Взгляд Фелисити заметался по комнате, как бабочка, в надежде приземлиться на какие-нибудь счастливые воспоминания, которые смогли бы отвлечь ее от растущего в душе уныния.
Первым воспоминанием стал день, когда Присцилла провалилась в шифоньер и потом лежала, хохоча, на груде одежды. Губы Фелисити дрогнули и почти сложились в улыбку. Потом ей вспомнилась волшебная ночь, когда Грант так нежно ласкал ее. Никогда она не была такой счастливой, как в ту ночь. Тогда она словно впервые начала жить по-настоящему.
Закрыв глаза, она представила, как кончики его пальцев прикасались к ней, гладили кожу. Она вспомнила, как ей хотелось, чтобы пальцы эти прошлись по всему ее телу, и как потом ей хотелось сильнее чего бы то ни было ощутить это прикосновение еще раз. Когда его твердое тело прижимало ее к матрацу, она испытывала ни с чем не сравнимый восторг. Он разбудил в ней чувства, о существовании которых она даже не догадывалась. Жгучие желания, неведомые прежде и в то же время такие знакомые, как будто они были в ней с самого начала, но она почему-то забыла о них.
А потом ей представился его жар, проникающий толчками в ее сокровенные глубины, заставляющий ее тело трепетать и сжиматься, чтобы после наполнить высшим наслаждением.
Она вспомнила, как кровь бросилась к ее щекам и как она не могла перевести дух, пока Грант не заключил ее в объятия и их не наполнило общее на двоих тепло единения.
Фелисити припомнила, как вскоре после того с радостью открыла свое сердце Гранту, с распростертыми объятиями принимая его в свою жизнь. Ей казалось тогда, что тот миг был началом вечности.
Падение было болезненным.
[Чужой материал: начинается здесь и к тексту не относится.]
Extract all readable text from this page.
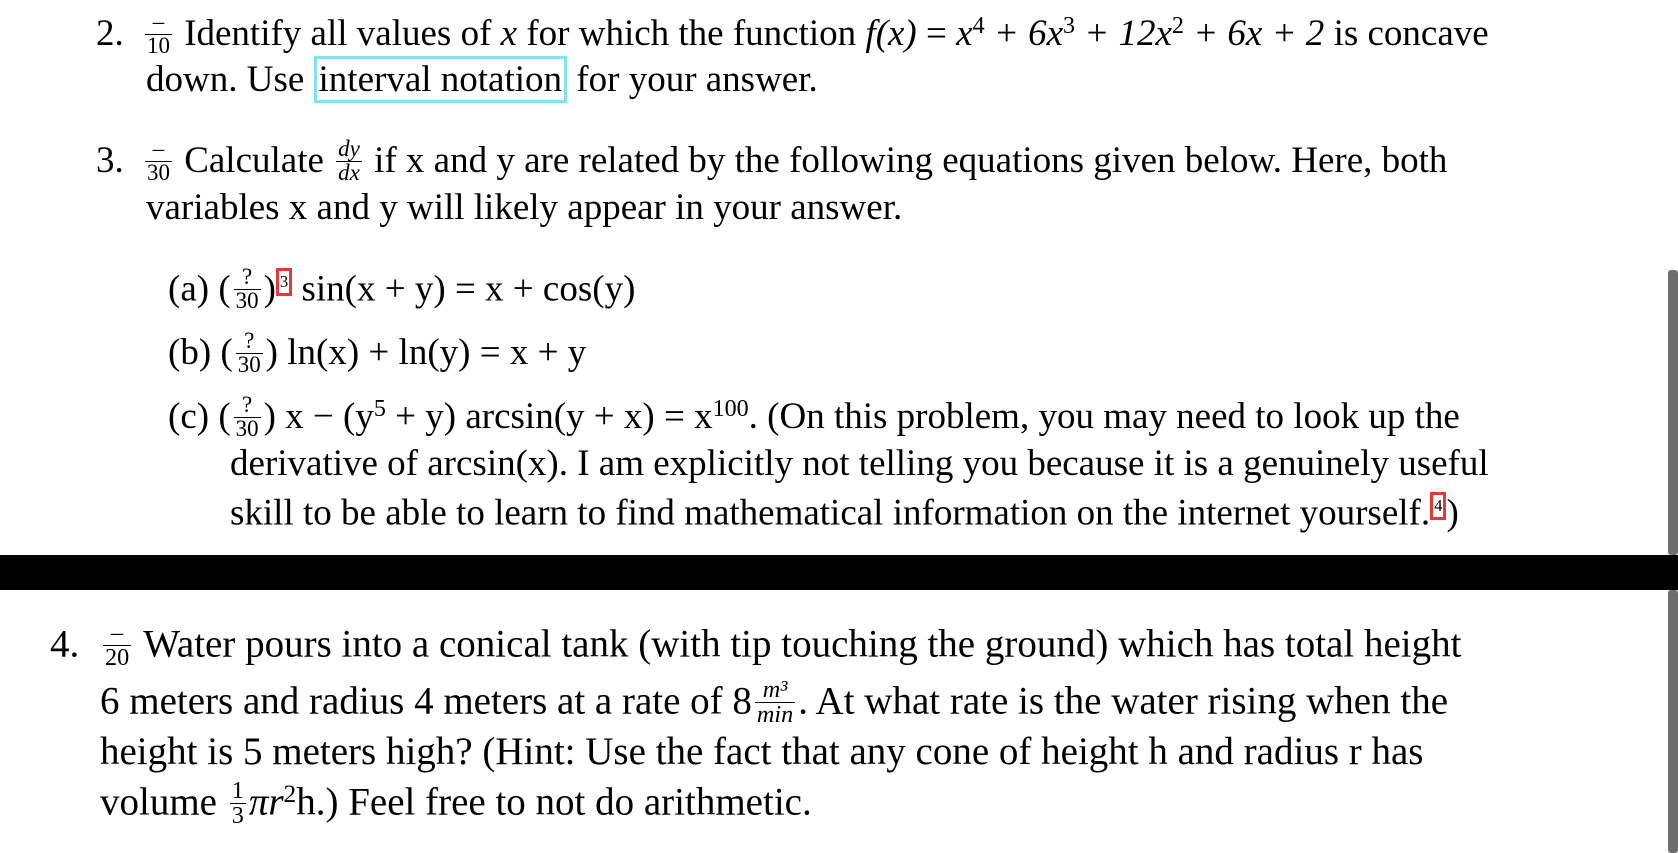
2. $\frac{-}{10}$ Identify all values of x for which the function $f(x) = x^4 + 6x^3 + 12x^2 + 6x + 2$ is concave
down. Use interval notation for your answer.
3. $\frac{-}{30}$ Calculate $\frac{dy}{dx}$ if x and y are related by the following equations given below. Here, both
variables x and y will likely appear in your answer.
(a) ( $\frac{?}{30}$ ) 3 sin(x + y) = x + cos(y)
(b) ( $\frac{?}{30}$ ) ln(x) + ln(y) = x + y
(c) ( $\frac{?}{30}$ ) $x - (y^5 + y) \arcsin(y + x) = x^{100}$. (On this problem, you may need to look up the
derivative of arcsin(x). I am explicitly not telling you because it is a genuinely useful
skill to be able to learn to find mathematical information on the internet yourself. 4 )
4. $\frac{-}{20}$ Water pours into a conical tank (with tip touching the ground) which has total height
6 meters and radius 4 meters at a rate of $8 \frac{\text{m³}}{\min}$ . At what rate is the water rising when the
height is 5 meters high? (Hint: Use the fact that any cone of height h and radius r has
volume $\frac{1}{3} \pi r^2h$.) Feel free to not do arithmetic.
Фелисити вздохнула. Какой же дурой она была! Теперь-то она поняла, что им с Грантом просто не было на роду написано жить вместе.
— Фелисити?
Она открыла глаза и быстро смахнула слезы с ресниц. Грант стоял перед ней с гордой улыбкой на устах. Левую руку он держал за спиной, а правую протягивал к ней.
Щеки ее порозовели.
— Извини, Грант. Я не услышала, как ты вернулся.
— Ничего. Дай руку, пожалуйста.
Пальцы Фелисити дрожали, но она сделала, как он просил, и теперь смотрела на него, не зная, чего ожидать. Грант за руку поднял ее с кровати. Он медленно повернул кисть Фелисити ладонью вверх и всмотрелся в ее глаза, потом вывел из-за спины руку и вложил в ее ладонь что-то теплое. Улыбнувшись, Грант убрал свою руку, открывая подношение.
На ладони поблескивала горка жемчужин.
— Это же… ожерелье моей бабушки.
Слова ее прозвучали чуть громче шепота. Нижняя губа задрожала, когда он взял ожерелье и расправил у нее перед глазами. Слезы, которые она поборола ранее, теперь покатились горячими капельками по щекам.
— Грант, но как же ты…
— Да, пришлось потрудиться, но я все же нашел его. Я же обещал. — Грант осторожно положил руку ей на плечо. — Я знаю, как ты любила это ожерелье. Но ты пожертвовала им ради моего спасения.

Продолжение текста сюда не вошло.